Obviously, you are not going to change your product fundamentally. But what you have to adjust is the way you communicate with your consumers. Know exactly who your customer is going to be. Know how customers talk, where they read, what they read, what they view, what their views are, and then go after them. Don’t try a bigger approach where you try to be everything to everyone. Don’t try to go after 300 million customers. It’s not going to work.

Set a realistic plan for shareholders. You’ve got to set your own expectations. It’s always tempting to pick up an article and say we could be growing faster or to take something out of context. Obviously, every plan is only as good as the adjustments you make to the plan going down the track. But you have to have an overall understanding of where you want to be at what point. You have to say, ‘Let’s stick to our DNA for the next two or three years, and if it works and is successful, the sky is the limit.’

Share numbers with your employees. You don’t have to slice it down or make it overly easy. People do understand numbers. If you take the big picture and walk people through, you get the buy-in. People understand, and they say, ‘I get that. I understand that this is going to be the driver.’ There are always limitations to what you can or cannot share. But in that framework, the more that you can share, the more you can win.

Bring people who bring ideas.
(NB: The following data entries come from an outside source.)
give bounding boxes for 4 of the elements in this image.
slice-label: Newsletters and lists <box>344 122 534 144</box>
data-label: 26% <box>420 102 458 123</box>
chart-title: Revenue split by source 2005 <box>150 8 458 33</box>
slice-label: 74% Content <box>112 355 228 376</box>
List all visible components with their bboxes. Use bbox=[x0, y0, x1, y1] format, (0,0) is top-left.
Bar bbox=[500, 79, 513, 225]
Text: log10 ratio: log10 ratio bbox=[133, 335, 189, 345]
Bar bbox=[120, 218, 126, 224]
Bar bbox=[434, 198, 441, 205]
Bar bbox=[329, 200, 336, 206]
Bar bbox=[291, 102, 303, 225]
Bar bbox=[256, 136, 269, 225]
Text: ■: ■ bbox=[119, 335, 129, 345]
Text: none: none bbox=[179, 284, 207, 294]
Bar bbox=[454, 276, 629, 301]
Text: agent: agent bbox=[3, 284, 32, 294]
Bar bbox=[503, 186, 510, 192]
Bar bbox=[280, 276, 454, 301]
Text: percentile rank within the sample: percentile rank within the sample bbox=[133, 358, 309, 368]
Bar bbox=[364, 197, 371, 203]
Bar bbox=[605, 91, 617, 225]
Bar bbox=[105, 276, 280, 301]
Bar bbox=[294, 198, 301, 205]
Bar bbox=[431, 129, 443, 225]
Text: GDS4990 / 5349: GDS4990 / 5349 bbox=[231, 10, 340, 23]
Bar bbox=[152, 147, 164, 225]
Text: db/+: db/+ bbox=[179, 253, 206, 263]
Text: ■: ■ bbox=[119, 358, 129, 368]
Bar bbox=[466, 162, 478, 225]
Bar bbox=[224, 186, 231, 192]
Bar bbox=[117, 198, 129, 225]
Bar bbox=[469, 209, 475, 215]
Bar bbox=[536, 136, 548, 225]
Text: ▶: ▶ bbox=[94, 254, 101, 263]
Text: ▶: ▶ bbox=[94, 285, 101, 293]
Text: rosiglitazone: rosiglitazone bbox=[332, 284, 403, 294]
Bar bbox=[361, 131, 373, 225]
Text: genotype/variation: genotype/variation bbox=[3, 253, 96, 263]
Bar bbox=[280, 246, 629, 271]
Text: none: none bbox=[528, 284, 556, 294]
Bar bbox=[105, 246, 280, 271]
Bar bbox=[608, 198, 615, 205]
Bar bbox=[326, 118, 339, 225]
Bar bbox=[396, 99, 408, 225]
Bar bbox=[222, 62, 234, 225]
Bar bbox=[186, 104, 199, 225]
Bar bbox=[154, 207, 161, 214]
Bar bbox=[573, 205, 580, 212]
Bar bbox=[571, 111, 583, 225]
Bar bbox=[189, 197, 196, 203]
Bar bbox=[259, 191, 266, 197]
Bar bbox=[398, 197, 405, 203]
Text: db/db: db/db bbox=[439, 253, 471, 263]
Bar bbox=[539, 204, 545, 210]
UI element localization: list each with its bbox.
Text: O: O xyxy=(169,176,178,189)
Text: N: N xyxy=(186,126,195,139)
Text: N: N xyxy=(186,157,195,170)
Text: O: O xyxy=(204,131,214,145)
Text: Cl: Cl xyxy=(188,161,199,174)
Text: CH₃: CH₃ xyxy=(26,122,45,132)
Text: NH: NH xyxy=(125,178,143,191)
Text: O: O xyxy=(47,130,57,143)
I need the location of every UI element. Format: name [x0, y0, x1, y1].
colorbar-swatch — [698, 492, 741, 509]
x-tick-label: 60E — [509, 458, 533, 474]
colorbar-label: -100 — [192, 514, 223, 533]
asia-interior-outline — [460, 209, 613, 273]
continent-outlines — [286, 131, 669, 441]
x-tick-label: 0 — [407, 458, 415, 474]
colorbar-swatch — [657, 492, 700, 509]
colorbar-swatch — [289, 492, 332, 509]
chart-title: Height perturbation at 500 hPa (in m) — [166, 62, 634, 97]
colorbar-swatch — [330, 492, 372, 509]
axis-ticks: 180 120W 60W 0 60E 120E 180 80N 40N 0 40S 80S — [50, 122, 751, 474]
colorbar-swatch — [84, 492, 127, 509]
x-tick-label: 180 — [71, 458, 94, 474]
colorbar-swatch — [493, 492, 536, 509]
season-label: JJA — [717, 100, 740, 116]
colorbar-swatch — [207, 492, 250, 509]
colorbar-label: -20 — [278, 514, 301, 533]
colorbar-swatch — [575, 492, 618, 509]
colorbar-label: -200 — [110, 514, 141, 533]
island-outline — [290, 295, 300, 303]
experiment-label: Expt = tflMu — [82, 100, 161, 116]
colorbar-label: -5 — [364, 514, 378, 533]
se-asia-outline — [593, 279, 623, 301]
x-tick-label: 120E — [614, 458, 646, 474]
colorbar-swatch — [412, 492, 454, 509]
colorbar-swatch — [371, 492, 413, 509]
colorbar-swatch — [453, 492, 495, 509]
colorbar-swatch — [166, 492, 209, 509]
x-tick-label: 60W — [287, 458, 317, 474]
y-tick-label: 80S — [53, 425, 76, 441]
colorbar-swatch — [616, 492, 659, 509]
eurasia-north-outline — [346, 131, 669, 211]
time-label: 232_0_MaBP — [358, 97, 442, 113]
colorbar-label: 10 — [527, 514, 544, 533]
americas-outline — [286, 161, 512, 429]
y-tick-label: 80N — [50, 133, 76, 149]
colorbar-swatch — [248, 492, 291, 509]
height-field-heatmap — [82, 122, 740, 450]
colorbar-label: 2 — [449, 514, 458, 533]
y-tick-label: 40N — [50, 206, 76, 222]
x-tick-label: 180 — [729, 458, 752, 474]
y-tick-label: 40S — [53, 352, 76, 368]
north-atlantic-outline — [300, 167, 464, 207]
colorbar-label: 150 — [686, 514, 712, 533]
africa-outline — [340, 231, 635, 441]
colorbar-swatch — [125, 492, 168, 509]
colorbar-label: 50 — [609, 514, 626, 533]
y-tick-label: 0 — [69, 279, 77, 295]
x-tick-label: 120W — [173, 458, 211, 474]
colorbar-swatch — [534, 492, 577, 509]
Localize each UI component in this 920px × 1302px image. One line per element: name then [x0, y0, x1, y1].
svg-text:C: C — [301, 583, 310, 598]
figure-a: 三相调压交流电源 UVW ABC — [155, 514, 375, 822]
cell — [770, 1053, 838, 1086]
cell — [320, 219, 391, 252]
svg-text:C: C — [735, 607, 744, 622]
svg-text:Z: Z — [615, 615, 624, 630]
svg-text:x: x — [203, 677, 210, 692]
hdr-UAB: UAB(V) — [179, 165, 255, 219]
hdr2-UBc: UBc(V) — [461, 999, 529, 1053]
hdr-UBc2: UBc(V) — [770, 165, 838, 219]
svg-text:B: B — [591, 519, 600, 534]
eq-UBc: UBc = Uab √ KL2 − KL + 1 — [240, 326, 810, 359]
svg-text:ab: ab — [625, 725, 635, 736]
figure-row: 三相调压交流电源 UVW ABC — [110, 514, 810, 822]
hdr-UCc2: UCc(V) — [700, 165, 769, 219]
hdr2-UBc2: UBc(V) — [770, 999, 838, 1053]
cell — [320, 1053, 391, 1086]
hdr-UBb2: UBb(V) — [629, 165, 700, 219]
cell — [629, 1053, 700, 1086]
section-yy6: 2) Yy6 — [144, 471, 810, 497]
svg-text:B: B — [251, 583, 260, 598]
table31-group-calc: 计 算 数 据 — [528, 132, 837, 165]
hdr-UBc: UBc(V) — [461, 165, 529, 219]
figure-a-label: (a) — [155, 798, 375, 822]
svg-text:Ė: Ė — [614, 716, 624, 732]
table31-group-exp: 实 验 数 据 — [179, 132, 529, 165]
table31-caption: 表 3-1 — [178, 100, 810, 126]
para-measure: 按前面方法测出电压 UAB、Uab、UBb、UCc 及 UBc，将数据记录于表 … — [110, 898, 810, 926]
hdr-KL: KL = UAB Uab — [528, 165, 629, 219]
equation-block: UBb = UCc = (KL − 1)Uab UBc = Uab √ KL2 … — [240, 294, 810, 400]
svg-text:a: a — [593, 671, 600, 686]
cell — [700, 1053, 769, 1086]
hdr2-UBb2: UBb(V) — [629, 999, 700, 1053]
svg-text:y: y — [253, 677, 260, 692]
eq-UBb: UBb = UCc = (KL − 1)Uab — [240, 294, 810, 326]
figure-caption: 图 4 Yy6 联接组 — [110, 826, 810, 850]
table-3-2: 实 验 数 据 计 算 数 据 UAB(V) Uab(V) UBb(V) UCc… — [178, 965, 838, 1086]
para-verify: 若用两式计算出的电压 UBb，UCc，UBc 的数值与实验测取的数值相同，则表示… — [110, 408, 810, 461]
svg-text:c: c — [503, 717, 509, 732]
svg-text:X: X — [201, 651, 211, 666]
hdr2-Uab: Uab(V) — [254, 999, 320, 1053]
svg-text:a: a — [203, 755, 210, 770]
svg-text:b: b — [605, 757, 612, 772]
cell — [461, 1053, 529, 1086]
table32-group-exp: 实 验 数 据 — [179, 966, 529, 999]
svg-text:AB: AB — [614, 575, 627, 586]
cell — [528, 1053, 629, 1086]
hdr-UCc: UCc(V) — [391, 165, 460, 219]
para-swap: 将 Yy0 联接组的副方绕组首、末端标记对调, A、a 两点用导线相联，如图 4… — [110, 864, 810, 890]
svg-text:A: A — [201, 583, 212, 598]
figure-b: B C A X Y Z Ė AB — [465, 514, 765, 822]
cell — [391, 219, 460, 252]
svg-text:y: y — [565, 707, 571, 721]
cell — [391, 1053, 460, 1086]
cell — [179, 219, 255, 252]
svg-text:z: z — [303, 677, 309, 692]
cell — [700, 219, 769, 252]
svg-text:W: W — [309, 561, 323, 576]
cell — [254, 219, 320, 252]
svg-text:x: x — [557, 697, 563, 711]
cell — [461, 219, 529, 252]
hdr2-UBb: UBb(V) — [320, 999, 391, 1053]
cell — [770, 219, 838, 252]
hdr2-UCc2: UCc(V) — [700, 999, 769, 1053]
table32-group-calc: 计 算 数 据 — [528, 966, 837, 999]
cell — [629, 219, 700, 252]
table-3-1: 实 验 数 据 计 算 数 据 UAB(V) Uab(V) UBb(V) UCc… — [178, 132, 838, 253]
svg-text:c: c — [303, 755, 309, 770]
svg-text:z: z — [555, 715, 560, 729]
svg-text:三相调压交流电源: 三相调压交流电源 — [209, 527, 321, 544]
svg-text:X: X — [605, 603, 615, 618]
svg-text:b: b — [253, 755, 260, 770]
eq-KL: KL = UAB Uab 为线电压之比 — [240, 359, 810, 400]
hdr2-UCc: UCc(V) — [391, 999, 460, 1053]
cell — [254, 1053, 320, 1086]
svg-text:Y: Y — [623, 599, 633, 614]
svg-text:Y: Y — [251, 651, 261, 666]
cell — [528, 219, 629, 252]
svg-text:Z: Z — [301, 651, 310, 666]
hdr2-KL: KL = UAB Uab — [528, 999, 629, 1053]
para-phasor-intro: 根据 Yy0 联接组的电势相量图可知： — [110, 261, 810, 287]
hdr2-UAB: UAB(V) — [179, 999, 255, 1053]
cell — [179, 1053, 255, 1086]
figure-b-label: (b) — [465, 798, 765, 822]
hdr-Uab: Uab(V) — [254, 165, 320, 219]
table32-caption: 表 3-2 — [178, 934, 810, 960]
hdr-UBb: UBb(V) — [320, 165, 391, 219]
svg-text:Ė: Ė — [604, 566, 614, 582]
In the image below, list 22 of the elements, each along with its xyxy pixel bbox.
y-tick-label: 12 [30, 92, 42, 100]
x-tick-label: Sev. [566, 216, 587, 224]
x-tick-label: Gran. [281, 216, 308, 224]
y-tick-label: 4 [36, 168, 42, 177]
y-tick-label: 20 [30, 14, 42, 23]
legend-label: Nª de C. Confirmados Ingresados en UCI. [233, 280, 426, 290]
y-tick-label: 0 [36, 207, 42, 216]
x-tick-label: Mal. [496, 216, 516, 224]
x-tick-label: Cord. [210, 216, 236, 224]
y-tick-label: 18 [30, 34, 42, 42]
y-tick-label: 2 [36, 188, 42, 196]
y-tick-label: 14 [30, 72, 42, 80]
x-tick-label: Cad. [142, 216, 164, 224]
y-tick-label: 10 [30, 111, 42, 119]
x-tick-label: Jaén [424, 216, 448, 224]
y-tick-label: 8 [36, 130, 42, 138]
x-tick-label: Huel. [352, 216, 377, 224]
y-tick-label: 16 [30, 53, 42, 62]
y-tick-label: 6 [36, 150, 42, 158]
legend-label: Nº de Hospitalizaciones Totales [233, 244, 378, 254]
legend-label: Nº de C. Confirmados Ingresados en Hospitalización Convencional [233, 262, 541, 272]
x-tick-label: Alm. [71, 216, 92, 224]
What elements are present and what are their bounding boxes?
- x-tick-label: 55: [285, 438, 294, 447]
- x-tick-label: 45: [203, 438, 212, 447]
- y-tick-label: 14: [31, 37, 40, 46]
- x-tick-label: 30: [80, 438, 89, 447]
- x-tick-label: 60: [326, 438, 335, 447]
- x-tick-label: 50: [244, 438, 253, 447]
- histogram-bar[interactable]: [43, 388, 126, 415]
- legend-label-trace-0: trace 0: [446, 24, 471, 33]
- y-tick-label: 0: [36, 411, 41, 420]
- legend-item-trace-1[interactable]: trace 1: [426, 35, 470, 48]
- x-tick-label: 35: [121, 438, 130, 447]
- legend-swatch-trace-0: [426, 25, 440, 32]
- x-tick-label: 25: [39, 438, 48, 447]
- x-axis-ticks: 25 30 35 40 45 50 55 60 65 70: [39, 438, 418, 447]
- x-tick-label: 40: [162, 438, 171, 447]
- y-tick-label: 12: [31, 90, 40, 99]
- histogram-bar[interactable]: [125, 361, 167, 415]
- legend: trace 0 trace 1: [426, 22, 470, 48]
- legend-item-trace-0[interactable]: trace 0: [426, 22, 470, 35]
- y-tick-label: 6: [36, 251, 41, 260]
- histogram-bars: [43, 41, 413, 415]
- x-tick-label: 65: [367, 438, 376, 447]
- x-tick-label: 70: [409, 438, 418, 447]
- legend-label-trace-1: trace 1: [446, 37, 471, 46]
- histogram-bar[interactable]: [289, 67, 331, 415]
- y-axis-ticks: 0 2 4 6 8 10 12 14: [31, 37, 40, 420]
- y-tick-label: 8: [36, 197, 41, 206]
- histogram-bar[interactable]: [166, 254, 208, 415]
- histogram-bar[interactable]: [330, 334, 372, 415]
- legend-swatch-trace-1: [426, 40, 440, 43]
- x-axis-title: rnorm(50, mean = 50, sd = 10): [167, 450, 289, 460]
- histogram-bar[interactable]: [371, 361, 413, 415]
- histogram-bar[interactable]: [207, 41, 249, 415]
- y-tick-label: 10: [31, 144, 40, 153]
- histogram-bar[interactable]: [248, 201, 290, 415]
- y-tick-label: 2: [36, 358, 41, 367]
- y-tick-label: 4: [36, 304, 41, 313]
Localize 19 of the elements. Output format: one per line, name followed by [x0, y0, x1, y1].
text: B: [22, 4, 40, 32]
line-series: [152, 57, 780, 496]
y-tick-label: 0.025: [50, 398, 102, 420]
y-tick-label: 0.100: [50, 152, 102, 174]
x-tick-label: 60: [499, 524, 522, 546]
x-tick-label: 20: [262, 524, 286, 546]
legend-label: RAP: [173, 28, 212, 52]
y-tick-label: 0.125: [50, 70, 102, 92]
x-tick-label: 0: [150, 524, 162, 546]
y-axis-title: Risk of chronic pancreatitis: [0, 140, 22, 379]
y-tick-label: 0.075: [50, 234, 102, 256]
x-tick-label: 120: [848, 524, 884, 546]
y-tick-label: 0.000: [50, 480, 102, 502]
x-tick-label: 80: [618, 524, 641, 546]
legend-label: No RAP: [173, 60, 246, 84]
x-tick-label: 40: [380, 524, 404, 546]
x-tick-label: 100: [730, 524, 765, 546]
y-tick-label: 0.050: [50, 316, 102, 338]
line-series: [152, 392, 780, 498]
You have to evolve from being your own ideas and the developer into having the right team, finding the right opportunities, the right structure and ways to communicate. …You have to encourage them and say, ‘Why don’t you come up with something? Why don’t you make me a case for that?’ If your core team has the ability to sit on the phone and understand what’s going on and come back with ideas of how to make things better, that’s the type of person we are looking for right now. Good people have the capability to communicate.